Царь Федор Иванович
Шрифт:
Единодушное одобрение преемника выразилось в том, что помимо митрополита Дионисия, высшего духовенства и служильцев Государева двора со всей России съехались представители, присутствовавшие при возведении Федора Ивановича на трон. Это многолюдство создало впечатление, будто царя «выбирали», будто прошел даже особый Земский собор, хотя ничего подобного не было.
Венчание на царство давало русскому монарху власть, законодательно никак не ограниченную. Никому из восставших не пришло бы в голову требовать подобного ограничения. Политическая культура Руси во второй половине XVI века прошла через длительное правление Ивана IV; для его вчерашних подданных полнота самодержавия выглядела как нечто незыблемое. Не так было в 1530—1550-х годах, когда правила высшая аристократия. И не так будет в годы Смуты, когда появятся проекты урезания прав самодержца [13] .
13
Автор
Пережив тревожные дни восстания, приняв венец, наследник сделался законным самодержцем, живым источником всякой власти — законодательной, исполнительной, судебной и военной. Лишь Церковь располагала самостоятельной, независимой от государя, властью в духовных вопросах. Да и то со времен Ивана III в России постепенно укреплялась традиция, согласно которой государь мог по своей воле сократить или расширить сферу дел, находившихся в ведении Русской церкви… А за пределами полномочий Священноначалия все сколько-нибудь важное в Московском государстве формально должно было происходить по указу монарха.

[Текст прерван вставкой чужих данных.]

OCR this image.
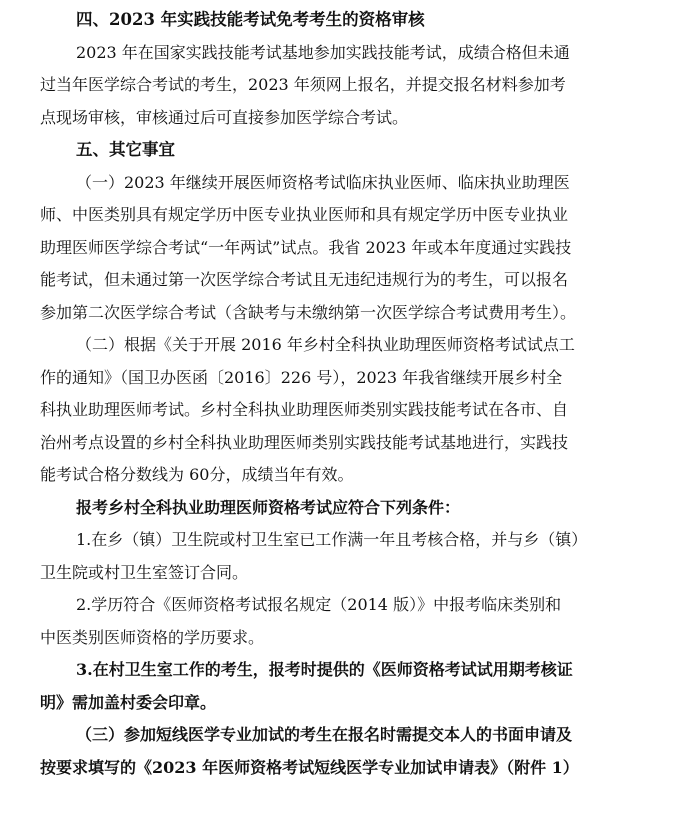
四、2023 年实践技能考试免考考生的资格审核
2023 年在国家实践技能考试基地参加实践技能考试，成绩合格但未通
过当年医学综合考试的考生，2023 年须网上报名，并提交报名材料参加考
点现场审核，审核通过后可直接参加医学综合考试。
五、其它事宜
（一）2023 年继续开展医师资格考试临床执业医师、临床执业助理医
师、中医类别具有规定学历中医专业执业医师和具有规定学历中医专业执业
助理医师医学综合考试“一年两试”试点。我省 2023 年或本年度通过实践技
能考试，但未通过第一次医学综合考试且无违纪违规行为的考生，可以报名
参加第二次医学综合考试（含缺考与未缴纳第一次医学综合考试费用考生）。
（二）根据《关于开展 2016 年乡村全科执业助理医师资格考试试点工
作的通知》（国卫办医函〔2016〕226 号），2023 年我省继续开展乡村全
科执业助理医师考试。乡村全科执业助理医师类别实践技能考试在各市、自
治州考点设置的乡村全科执业助理医师类别实践技能考试基地进行，实践技
能考试合格分数线为 60分，成绩当年有效。
报考乡村全科执业助理医师资格考试应符合下列条件：
1.在乡（镇）卫生院或村卫生室已工作满一年且考核合格，并与乡（镇）
卫生院或村卫生室签订合同。
2.学历符合《医师资格考试报名规定（2014 版）》中报考临床类别和
中医类别医师资格的学历要求。
3.在村卫生室工作的考生，报考时提供的《医师资格考试试用期考核证
明》需加盖村委会印章。
（三）参加短线医学专业加试的考生在报名时需提交本人的书面申请及
按要求填写的《2023 年医师资格考试短线医学专业加试申请表》（附件 1）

Отныне лишь Федор Иванович мог жаловать и отбирать чины и должности. Все равно где — в Боярской думе, приказах, при дворе или в армии; везде порядок один: как определит великий государь. Только его волей происходили любые, даже самые ничтожные изменения в законодательстве. Только он мог объявить войну и заключить мир. Любая копейка расходовалась государственными учреждениями лишь по одной причине: великий государь «приказал» им заниматься определенной сферой деятельности, работать над строго очерченными задачами, формулировать проекты, чтобы потом доводить их до полного завершения. И расходы — хоть копеечные, хоть глобальные — аккуратно заносились в приказные книги. За всякое финансовое упущение царь мог поставить виновного «на правёж». Иначе говоря, повелеть другим служилым людям заняться публичным его избиением, покуда не ляжет на стол украденная, утерянная или растраченная не по делу сумма… В поход отправляется армия — воеводы назначаются от имени «великого государя, царя и великого князя Московского и всея Руси». Посольство снаряжается к соседям — от имени правителя пишутся инструкции для «посольских людей». Затевается строительство новой крепости — да что там строительство, простой ремонт обветшалых стен! — и без указа Федора Ивановича ни один кирпич не переместится с места на место. Имя государя — на монетах и печатях. А когда царскому подданному задают трудный вопрос, тот, почесав в затылке, разводит руками и отвечает: «Про то ведают Бог да великий государь». Осведомленность и сила государя земного в глазах миллионов крестьян, посадских людей, провинциальных иереев, дворян, купцов и приказных приближались ко всемогуществу и всеведению Царя Небесного. Служилая аристократия да еще, пожалуй, архиереи могли иметь на этот счет иное мнение. Они знали, что без высшего слоя управленцев, избираемых из весьма ограниченного круга лиц, государь бессилен ворочать державными делами; следовательно, от них зависит очень многое, и об этом ниже еще пойдет речь. Но формально… формально «от Москвы до самых до окраин» кот с лавки не спрыгивал, если не приходила бумага с указом великого государя.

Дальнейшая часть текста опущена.